Yahoo has wasted no time turning its Summly acquisition into a lure for mobile users.

The Internet company Monday introduced a new app for iPhones and iPod Touch devices that features quick story summaries delivered by Summly's natural-language algorithms and machine learning. It's available to users in the United States.

Yahoo iPhone app with photos
Images on Yahoo's new iPhone app. Yahoo

Yahoo made a splash when it acquired Summly -- reportedly for a hefty $30 million -- from teenager Nick D'Aloisio just a month ago.

D'Aloisio developed the technology behind Summly when he was just 15 and, for his schoolwork, needed a way to quickly sort scads of information on Web pages. His company attracted high-profile backers ranging from actor Ashton Kutcher to Zynga CEO Mark Pincus to Hong Kong billionaire Li Ka-shing.

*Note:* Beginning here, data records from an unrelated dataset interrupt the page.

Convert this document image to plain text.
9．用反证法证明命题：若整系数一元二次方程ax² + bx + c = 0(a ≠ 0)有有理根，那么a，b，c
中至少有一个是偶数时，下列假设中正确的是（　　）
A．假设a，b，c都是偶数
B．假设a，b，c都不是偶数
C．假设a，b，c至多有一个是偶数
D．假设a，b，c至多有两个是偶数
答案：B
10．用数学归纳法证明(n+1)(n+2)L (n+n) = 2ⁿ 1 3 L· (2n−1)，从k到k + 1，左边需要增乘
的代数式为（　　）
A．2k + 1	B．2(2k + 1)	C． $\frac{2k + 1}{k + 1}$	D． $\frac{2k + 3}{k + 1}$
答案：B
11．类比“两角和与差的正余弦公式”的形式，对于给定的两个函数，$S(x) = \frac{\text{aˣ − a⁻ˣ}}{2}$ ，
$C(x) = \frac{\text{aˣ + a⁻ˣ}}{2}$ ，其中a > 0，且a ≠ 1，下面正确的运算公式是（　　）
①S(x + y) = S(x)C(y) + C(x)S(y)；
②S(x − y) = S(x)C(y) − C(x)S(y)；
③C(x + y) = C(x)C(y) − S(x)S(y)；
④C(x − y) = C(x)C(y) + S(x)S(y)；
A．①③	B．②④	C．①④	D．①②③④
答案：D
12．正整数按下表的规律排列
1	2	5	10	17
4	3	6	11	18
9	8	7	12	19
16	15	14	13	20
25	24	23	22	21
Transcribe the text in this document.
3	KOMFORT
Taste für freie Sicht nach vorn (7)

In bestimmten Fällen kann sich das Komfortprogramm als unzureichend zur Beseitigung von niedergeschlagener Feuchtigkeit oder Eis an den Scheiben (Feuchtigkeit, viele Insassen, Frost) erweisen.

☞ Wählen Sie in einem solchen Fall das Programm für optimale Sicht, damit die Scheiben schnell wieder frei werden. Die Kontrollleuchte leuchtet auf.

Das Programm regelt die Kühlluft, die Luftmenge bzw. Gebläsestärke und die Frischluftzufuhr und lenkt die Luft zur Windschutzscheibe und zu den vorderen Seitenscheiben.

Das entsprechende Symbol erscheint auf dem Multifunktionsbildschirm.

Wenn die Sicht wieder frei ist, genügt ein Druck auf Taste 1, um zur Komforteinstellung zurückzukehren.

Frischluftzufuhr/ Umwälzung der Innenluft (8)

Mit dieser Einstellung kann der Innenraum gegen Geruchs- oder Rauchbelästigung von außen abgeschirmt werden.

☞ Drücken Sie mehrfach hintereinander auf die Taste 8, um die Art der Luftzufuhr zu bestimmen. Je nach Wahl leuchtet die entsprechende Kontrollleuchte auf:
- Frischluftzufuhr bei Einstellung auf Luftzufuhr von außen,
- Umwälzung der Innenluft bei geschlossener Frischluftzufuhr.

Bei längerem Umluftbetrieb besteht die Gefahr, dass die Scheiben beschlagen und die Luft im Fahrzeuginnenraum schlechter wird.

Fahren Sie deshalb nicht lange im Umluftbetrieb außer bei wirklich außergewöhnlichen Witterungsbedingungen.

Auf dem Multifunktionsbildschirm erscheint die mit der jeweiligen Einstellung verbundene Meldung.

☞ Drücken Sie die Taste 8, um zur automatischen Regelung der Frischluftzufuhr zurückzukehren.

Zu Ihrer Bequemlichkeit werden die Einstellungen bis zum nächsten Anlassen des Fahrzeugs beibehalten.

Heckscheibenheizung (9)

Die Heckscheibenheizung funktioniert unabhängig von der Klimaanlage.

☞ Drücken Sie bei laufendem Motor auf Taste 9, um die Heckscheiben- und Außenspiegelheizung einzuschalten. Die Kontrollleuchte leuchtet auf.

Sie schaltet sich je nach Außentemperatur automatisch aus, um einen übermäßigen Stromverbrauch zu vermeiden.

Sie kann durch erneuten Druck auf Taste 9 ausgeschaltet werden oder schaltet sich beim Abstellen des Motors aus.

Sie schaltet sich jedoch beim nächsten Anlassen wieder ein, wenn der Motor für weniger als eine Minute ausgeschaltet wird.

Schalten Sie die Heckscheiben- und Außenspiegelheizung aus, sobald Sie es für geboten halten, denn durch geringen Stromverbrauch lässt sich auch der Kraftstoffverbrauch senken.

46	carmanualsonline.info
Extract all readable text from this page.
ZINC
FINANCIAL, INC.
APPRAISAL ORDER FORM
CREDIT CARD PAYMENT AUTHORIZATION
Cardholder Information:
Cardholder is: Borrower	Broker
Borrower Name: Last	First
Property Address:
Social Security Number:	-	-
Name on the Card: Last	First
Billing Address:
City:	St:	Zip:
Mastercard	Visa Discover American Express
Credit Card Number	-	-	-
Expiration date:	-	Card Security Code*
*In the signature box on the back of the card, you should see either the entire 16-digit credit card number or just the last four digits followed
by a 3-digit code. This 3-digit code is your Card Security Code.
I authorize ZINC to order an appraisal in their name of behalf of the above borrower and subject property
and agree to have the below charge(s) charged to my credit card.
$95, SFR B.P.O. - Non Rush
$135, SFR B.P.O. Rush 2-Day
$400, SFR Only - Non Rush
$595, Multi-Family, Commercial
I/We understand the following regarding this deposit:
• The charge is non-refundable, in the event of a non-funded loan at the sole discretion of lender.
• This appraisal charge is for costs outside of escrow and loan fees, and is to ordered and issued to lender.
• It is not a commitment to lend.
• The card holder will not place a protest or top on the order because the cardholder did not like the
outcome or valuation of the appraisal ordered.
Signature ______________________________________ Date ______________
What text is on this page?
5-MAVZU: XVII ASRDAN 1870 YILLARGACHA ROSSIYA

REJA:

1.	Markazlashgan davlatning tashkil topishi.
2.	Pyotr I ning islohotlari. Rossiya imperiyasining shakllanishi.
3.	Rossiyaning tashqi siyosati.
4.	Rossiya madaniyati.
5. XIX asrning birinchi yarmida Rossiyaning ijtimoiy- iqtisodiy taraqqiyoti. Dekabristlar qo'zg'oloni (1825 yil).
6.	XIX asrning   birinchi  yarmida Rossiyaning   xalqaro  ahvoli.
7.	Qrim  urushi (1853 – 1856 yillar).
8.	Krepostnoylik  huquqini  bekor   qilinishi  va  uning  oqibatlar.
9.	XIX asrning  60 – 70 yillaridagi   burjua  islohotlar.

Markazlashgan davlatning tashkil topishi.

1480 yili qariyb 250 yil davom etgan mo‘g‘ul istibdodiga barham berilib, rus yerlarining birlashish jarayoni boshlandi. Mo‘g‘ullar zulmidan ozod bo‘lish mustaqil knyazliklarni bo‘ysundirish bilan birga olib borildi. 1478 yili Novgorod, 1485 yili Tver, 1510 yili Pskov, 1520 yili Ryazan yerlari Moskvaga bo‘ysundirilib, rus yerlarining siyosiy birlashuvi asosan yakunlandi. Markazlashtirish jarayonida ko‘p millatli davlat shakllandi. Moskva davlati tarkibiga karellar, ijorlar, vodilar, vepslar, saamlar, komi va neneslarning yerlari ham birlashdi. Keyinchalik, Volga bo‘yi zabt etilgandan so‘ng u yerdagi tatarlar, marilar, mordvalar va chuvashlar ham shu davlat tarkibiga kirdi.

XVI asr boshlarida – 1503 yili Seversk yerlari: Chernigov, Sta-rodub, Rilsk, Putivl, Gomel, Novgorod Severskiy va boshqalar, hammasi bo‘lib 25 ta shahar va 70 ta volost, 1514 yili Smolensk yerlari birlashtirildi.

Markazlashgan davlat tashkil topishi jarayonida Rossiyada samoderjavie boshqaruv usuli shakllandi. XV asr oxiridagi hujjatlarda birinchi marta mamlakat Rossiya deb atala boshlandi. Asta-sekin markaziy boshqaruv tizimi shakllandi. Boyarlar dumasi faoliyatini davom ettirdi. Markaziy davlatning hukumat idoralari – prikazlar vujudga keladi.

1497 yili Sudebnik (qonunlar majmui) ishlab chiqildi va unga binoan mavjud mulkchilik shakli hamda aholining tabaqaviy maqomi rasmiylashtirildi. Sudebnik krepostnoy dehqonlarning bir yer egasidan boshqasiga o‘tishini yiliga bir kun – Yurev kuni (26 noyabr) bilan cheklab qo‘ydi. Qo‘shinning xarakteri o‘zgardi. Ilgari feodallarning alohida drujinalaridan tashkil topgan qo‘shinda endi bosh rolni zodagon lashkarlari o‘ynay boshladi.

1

Mobile is an opportunity that Yahoo CEO Marissa Mayer clearly intends to seize as the company, once virtually synonymous with the Web for many people, seeks to return to its former glory after years of turmoil in the leadership ranks and struggles to keep pace with changes in consumers' Internet habits, from social networking to the proliferation of mobile apps.

In presenting Yahoo's first-quarter earnings results last week, Meyer said that of its more than 700 million monthly users,300 million now access its services on mobile devices.

She also talked of moving the company forward in a series of "sprints," the latest one meant to get Yahoo on track "building beautiful products" -- and that's just how the iPhone app was introduced today, as a quick turnaround for the Summly acquisition and as a package that was "beautifully designed with smaller screens in mind."

Yahoo's new iPhone app lets users home in on the stories they're interested in, and those choices are shared on various views of Yahoo.

"Just select the types of stories you're interested in. Within each article, you can easily select more of the topics you'd like to see, and less of those you don't," Yahoo said in a press release Monday. "When you're signed into Yahoo, the choices you make are saved across screens. The more you use Yahoo!, the more relevant and interesting the experience becomes -- on mobile and desktop."

The app also delivers better video and image search, according to Yahoo.

 
Personalization on Yahoo's iPhone app.